Ideally a saver makes a nondeductible contribution with after-tax money and converts it free of taxes. However, if this person already owns other IRAs with pretax amounts in them, the IRS could levy income taxes based on the overall value of all of those accounts.

This is known as the pro rata rule of combining distributions from IRAs. So if you have a $200k existing IRA-1, and a $10k new non-deductible IRA-2. You "try" to distribute from the IRA-2 to create or characterize as a ROTH-3. For tax purposes, it’s treated as if the distribution came from both IRAs, so it will be taxable.

The amounts you have saved in your traditional IRAs, as well as SEP and SIMPLE IRAs, would be included in this calculation.

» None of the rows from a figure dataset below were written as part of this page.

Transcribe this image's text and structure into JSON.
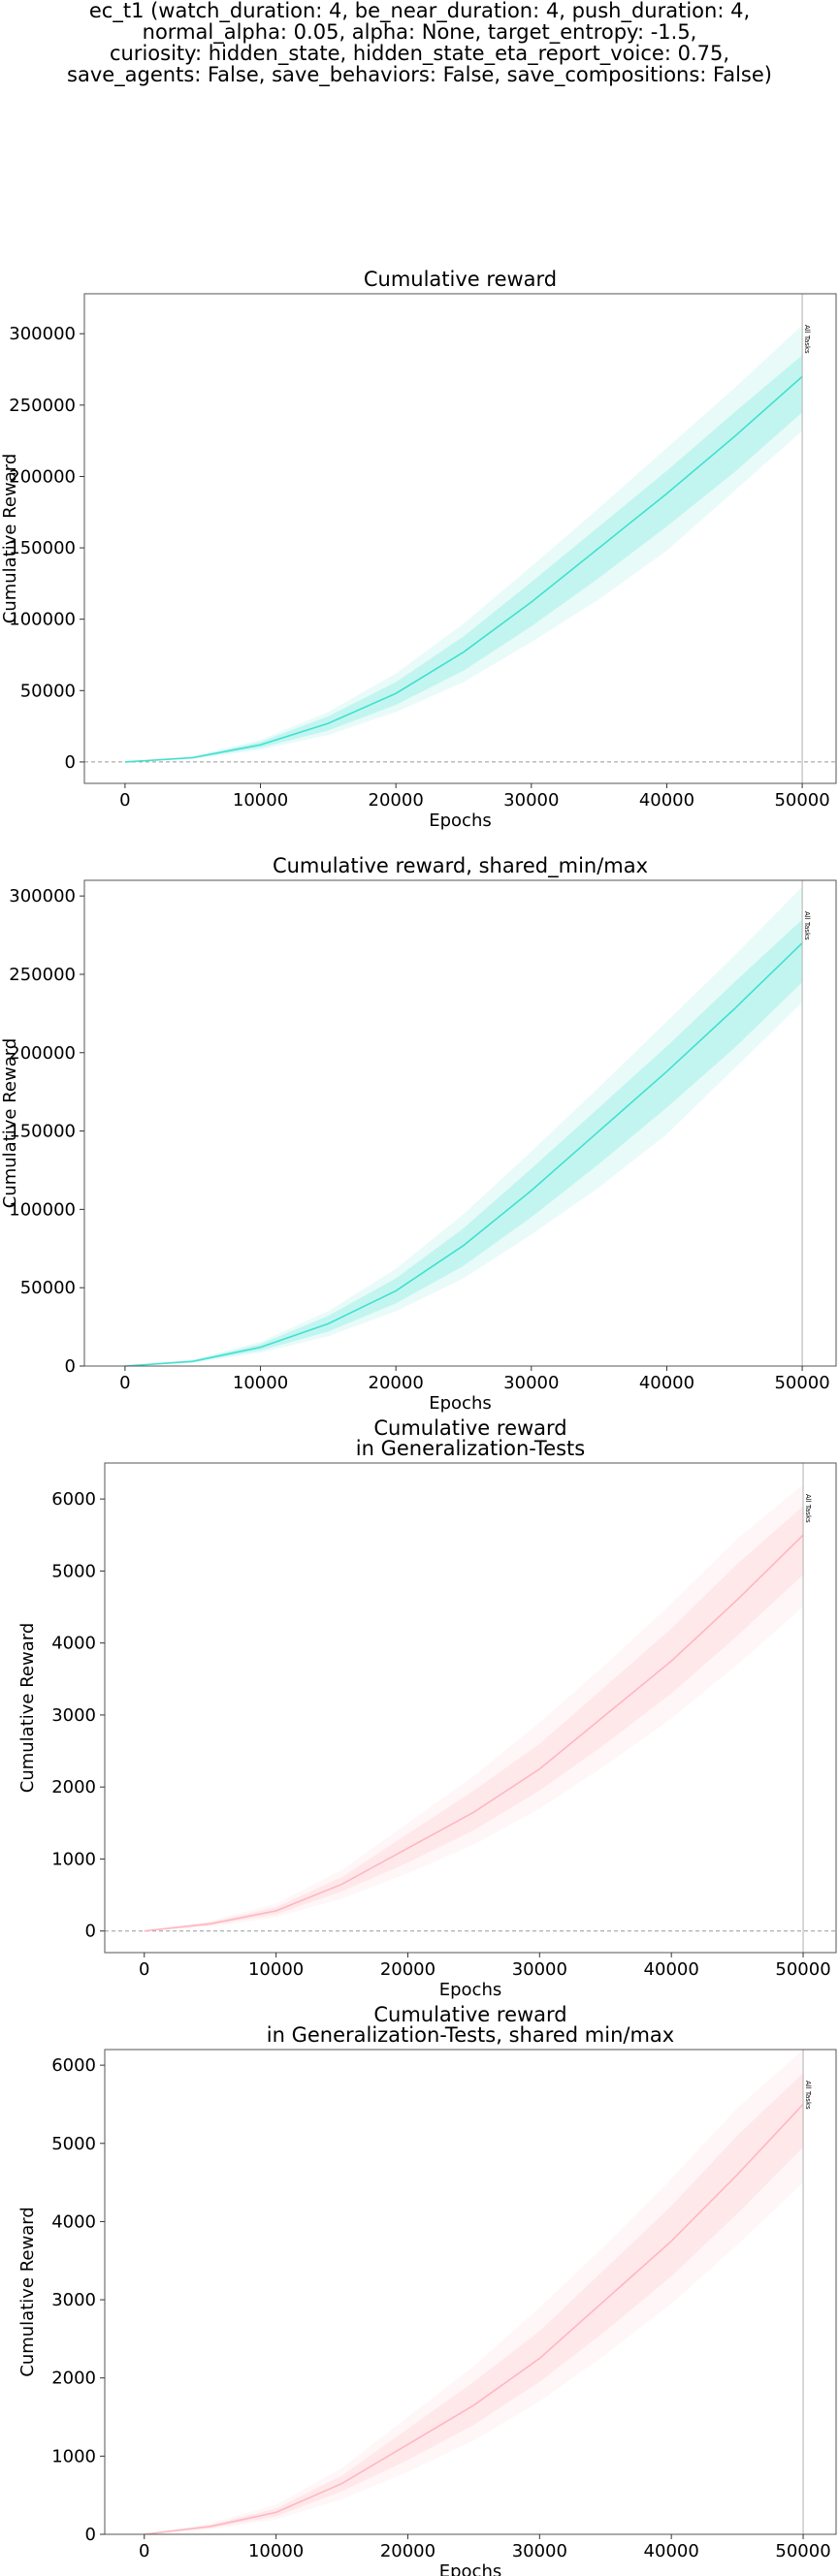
{
  "figure": {
    "suptitle_lines": [
      "ec_t1 (watch_duration: 4, be_near_duration: 4, push_duration: 4,",
      "normal_alpha: 0.05, alpha: None, target_entropy: -1.5,",
      "curiosity: hidden_state, hidden_state_eta_report_voice: 0.75,",
      "save_agents: False, save_behaviors: False, save_compositions: False)"
    ]
  },
  "chart_data": [
    {
      "type": "line",
      "title": [
        "Cumulative reward"
      ],
      "xlabel": "Epochs",
      "ylabel": "Cumulative Reward",
      "xlim": [
        -3000,
        52500
      ],
      "ylim": [
        -15000,
        328000
      ],
      "xticks": [
        0,
        10000,
        20000,
        30000,
        40000,
        50000
      ],
      "yticks": [
        0,
        50000,
        100000,
        150000,
        200000,
        250000,
        300000
      ],
      "zero_line": true,
      "color": "#40e0d0",
      "vline": {
        "x": 50000,
        "label": "All Tasks"
      },
      "series": [
        {
          "x": [
            0,
            5000,
            10000,
            15000,
            20000,
            25000,
            30000,
            35000,
            40000,
            45000,
            50000
          ],
          "values": [
            0,
            3000,
            12000,
            27000,
            48000,
            77000,
            112000,
            150000,
            188000,
            228000,
            270000
          ],
          "inner_lower": [
            0,
            2500,
            10000,
            22000,
            40000,
            64000,
            95000,
            129000,
            165000,
            203000,
            245000
          ],
          "inner_upper": [
            0,
            3500,
            14000,
            32000,
            56000,
            88000,
            126000,
            165000,
            204000,
            245000,
            285000
          ],
          "outer_lower": [
            0,
            2000,
            8500,
            19000,
            35000,
            56000,
            84000,
            114000,
            148000,
            190000,
            232000
          ],
          "outer_upper": [
            0,
            4000,
            15500,
            35000,
            62000,
            97000,
            137000,
            178000,
            220000,
            262000,
            306000
          ]
        }
      ]
    },
    {
      "type": "line",
      "title": [
        "Cumulative reward, shared_min/max"
      ],
      "xlabel": "Epochs",
      "ylabel": "Cumulative Reward",
      "xlim": [
        -3000,
        52500
      ],
      "ylim": [
        0,
        310000
      ],
      "xticks": [
        0,
        10000,
        20000,
        30000,
        40000,
        50000
      ],
      "yticks": [
        0,
        50000,
        100000,
        150000,
        200000,
        250000,
        300000
      ],
      "zero_line": false,
      "color": "#40e0d0",
      "vline": {
        "x": 50000,
        "label": "All Tasks"
      },
      "series": [
        {
          "x": [
            0,
            5000,
            10000,
            15000,
            20000,
            25000,
            30000,
            35000,
            40000,
            45000,
            50000
          ],
          "values": [
            0,
            3000,
            12000,
            27000,
            48000,
            77000,
            112000,
            150000,
            188000,
            228000,
            270000
          ],
          "inner_lower": [
            0,
            2500,
            10000,
            22000,
            40000,
            64000,
            95000,
            129000,
            165000,
            203000,
            245000
          ],
          "inner_upper": [
            0,
            3500,
            14000,
            32000,
            56000,
            88000,
            126000,
            165000,
            204000,
            245000,
            285000
          ],
          "outer_lower": [
            0,
            2000,
            8500,
            19000,
            35000,
            56000,
            84000,
            114000,
            148000,
            190000,
            232000
          ],
          "outer_upper": [
            0,
            4000,
            15500,
            35000,
            62000,
            97000,
            137000,
            178000,
            220000,
            262000,
            306000
          ]
        }
      ]
    },
    {
      "type": "line",
      "title": [
        "Cumulative reward",
        "in Generalization-Tests"
      ],
      "xlabel": "Epochs",
      "ylabel": "Cumulative Reward",
      "xlim": [
        -3000,
        52500
      ],
      "ylim": [
        -300,
        6500
      ],
      "xticks": [
        0,
        10000,
        20000,
        30000,
        40000,
        50000
      ],
      "yticks": [
        0,
        1000,
        2000,
        3000,
        4000,
        5000,
        6000
      ],
      "zero_line": true,
      "color": "#ffb6c1",
      "vline": {
        "x": 50000,
        "label": "All Tasks"
      },
      "series": [
        {
          "x": [
            0,
            5000,
            10000,
            15000,
            20000,
            25000,
            30000,
            35000,
            40000,
            45000,
            50000
          ],
          "values": [
            0,
            100,
            280,
            650,
            1150,
            1650,
            2250,
            3000,
            3750,
            4600,
            5500
          ],
          "inner_lower": [
            0,
            80,
            230,
            550,
            950,
            1400,
            1950,
            2600,
            3300,
            4100,
            4950
          ],
          "inner_upper": [
            0,
            120,
            330,
            750,
            1350,
            1950,
            2600,
            3400,
            4200,
            5100,
            5900
          ],
          "outer_lower": [
            0,
            60,
            190,
            450,
            800,
            1200,
            1700,
            2300,
            2950,
            3700,
            4500
          ],
          "outer_upper": [
            0,
            140,
            380,
            850,
            1500,
            2150,
            2900,
            3700,
            4550,
            5450,
            6200
          ]
        }
      ]
    },
    {
      "type": "line",
      "title": [
        "Cumulative reward",
        "in Generalization-Tests, shared min/max"
      ],
      "xlabel": "Epochs",
      "ylabel": "Cumulative Reward",
      "xlim": [
        -3000,
        52500
      ],
      "ylim": [
        0,
        6200
      ],
      "xticks": [
        0,
        10000,
        20000,
        30000,
        40000,
        50000
      ],
      "yticks": [
        0,
        1000,
        2000,
        3000,
        4000,
        5000,
        6000
      ],
      "zero_line": false,
      "color": "#ffb6c1",
      "vline": {
        "x": 50000,
        "label": "All Tasks"
      },
      "series": [
        {
          "x": [
            0,
            5000,
            10000,
            15000,
            20000,
            25000,
            30000,
            35000,
            40000,
            45000,
            50000
          ],
          "values": [
            0,
            100,
            280,
            650,
            1150,
            1650,
            2250,
            3000,
            3750,
            4600,
            5500
          ],
          "inner_lower": [
            0,
            80,
            230,
            550,
            950,
            1400,
            1950,
            2600,
            3300,
            4100,
            4950
          ],
          "inner_upper": [
            0,
            120,
            330,
            750,
            1350,
            1950,
            2600,
            3400,
            4200,
            5100,
            5900
          ],
          "outer_lower": [
            0,
            60,
            190,
            450,
            800,
            1200,
            1700,
            2300,
            2950,
            3700,
            4500
          ],
          "outer_upper": [
            0,
            140,
            380,
            850,
            1500,
            2150,
            2900,
            3700,
            4550,
            5450,
            6200
          ]
        }
      ]
    }
  ]
}
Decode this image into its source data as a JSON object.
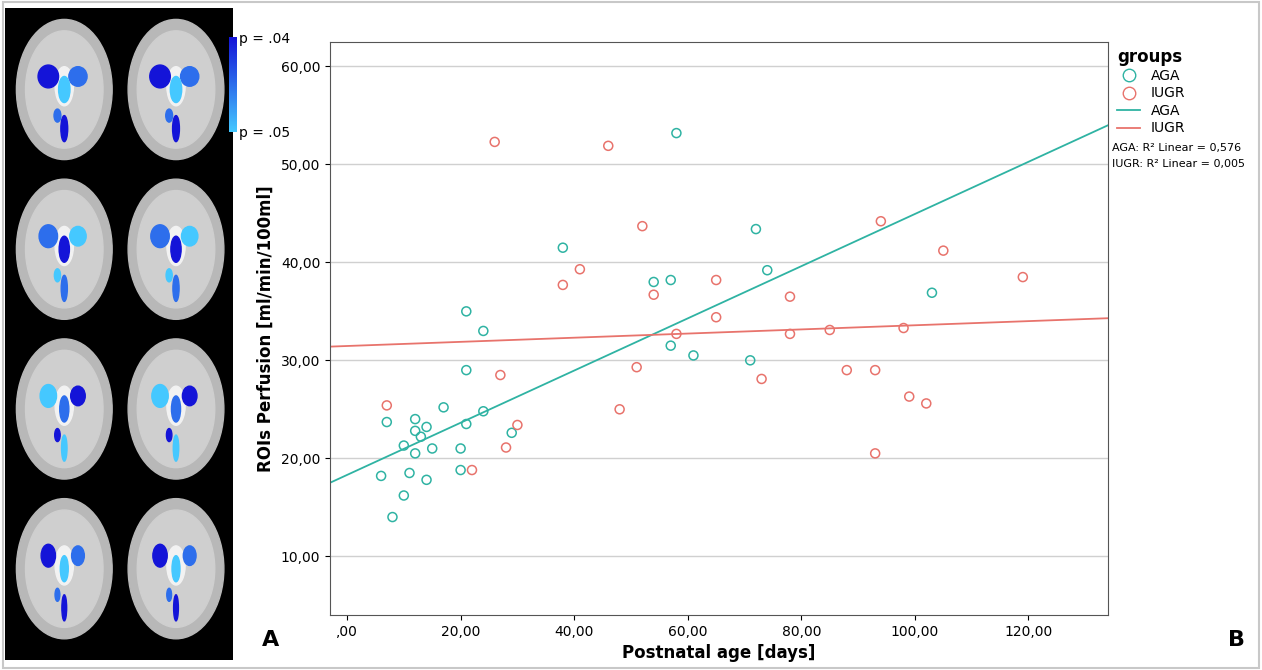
{
  "chart_data": {
    "type": "scatter",
    "x_label": "Postnatal age [days]",
    "y_label": "ROIs Perfusion [ml/min/100ml]",
    "xlim": [
      -3,
      134
    ],
    "ylim": [
      4,
      62.5
    ],
    "xticks": [
      {
        "value": 0,
        "label": ",00"
      },
      {
        "value": 20,
        "label": "20,00"
      },
      {
        "value": 40,
        "label": "40,00"
      },
      {
        "value": 60,
        "label": "60,00"
      },
      {
        "value": 80,
        "label": "80,00"
      },
      {
        "value": 100,
        "label": "100,00"
      },
      {
        "value": 120,
        "label": "120,00"
      }
    ],
    "yticks": [
      {
        "value": 10,
        "label": "10,00"
      },
      {
        "value": 20,
        "label": "20,00"
      },
      {
        "value": 30,
        "label": "30,00"
      },
      {
        "value": 40,
        "label": "40,00"
      },
      {
        "value": 50,
        "label": "50,00"
      },
      {
        "value": 60,
        "label": "60,00"
      }
    ],
    "grid": "y",
    "legend": "upper left",
    "legend_title": "groups",
    "series": [
      {
        "name": "AGA",
        "type": "scatter",
        "color": "#2fb3a3",
        "marker": "o",
        "x": [
          6,
          7,
          8,
          10,
          10,
          11,
          12,
          12,
          12,
          13,
          14,
          14,
          15,
          17,
          20,
          20,
          21,
          21,
          21,
          24,
          24,
          29,
          38,
          54,
          57,
          57,
          58,
          61,
          71,
          72,
          74,
          103
        ],
        "values": [
          18.2,
          23.7,
          14,
          16.2,
          21.3,
          18.5,
          20.5,
          22.8,
          24,
          22.2,
          23.2,
          17.8,
          21,
          25.2,
          18.8,
          21,
          23.5,
          29,
          35,
          33,
          24.8,
          22.6,
          41.5,
          38,
          38.2,
          31.5,
          53.2,
          30.5,
          30,
          43.4,
          39.2,
          36.9
        ]
      },
      {
        "name": "IUGR",
        "type": "scatter",
        "color": "#e8736c",
        "marker": "o",
        "x": [
          7,
          22,
          26,
          27,
          28,
          30,
          38,
          41,
          46,
          48,
          51,
          52,
          54,
          58,
          65,
          65,
          73,
          78,
          78,
          85,
          88,
          93,
          93,
          94,
          98,
          99,
          102,
          105,
          119
        ],
        "values": [
          25.4,
          18.8,
          52.3,
          28.5,
          21.1,
          23.4,
          37.7,
          39.3,
          51.9,
          25,
          29.3,
          43.7,
          36.7,
          32.7,
          38.2,
          34.4,
          28.1,
          36.5,
          32.7,
          33.1,
          29,
          29,
          20.5,
          44.2,
          33.3,
          26.3,
          25.6,
          41.2,
          38.5
        ]
      },
      {
        "name": "AGA",
        "type": "line",
        "color": "#2fb3a3",
        "line_style": "solid",
        "x": [
          -3,
          134
        ],
        "values": [
          17.5,
          54
        ]
      },
      {
        "name": "IUGR",
        "type": "line",
        "color": "#e8736c",
        "line_style": "solid",
        "x": [
          -3,
          134
        ],
        "values": [
          31.4,
          34.3
        ]
      }
    ],
    "annotations": [
      "AGA: R² Linear = 0,576",
      "IUGR: R² Linear = 0,005"
    ],
    "panel_labels": [
      "A",
      "B"
    ],
    "colorbar": {
      "range": [
        0.04,
        0.05
      ],
      "ticks": [
        {
          "value": 0.04,
          "label": "p = .04"
        },
        {
          "value": 0.05,
          "label": "p = .05"
        }
      ],
      "colors": [
        "#1414d8",
        "#45c8ff"
      ]
    }
  }
}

Retirement Optimization Plan

Max out your Employer Matched Retirement Plans

Individuals should already be maxing out their 401(k) contributions at work or at least getting the full employer match into their retirement plans.

Even if your employer only matches say 3% of your salary, that is in first year a 100% return on investment!

Defer as much of Income as you can

Optimize your HSA esp. if Transferable or Portable

Workers should stash cash in their health savings accounts, if available.

In an HSA, individuals in high-deductible health plans make tax-deductible contributions to this account. There, it grows free of taxes and can be used to cover qualified medical expenses on a tax-free basis.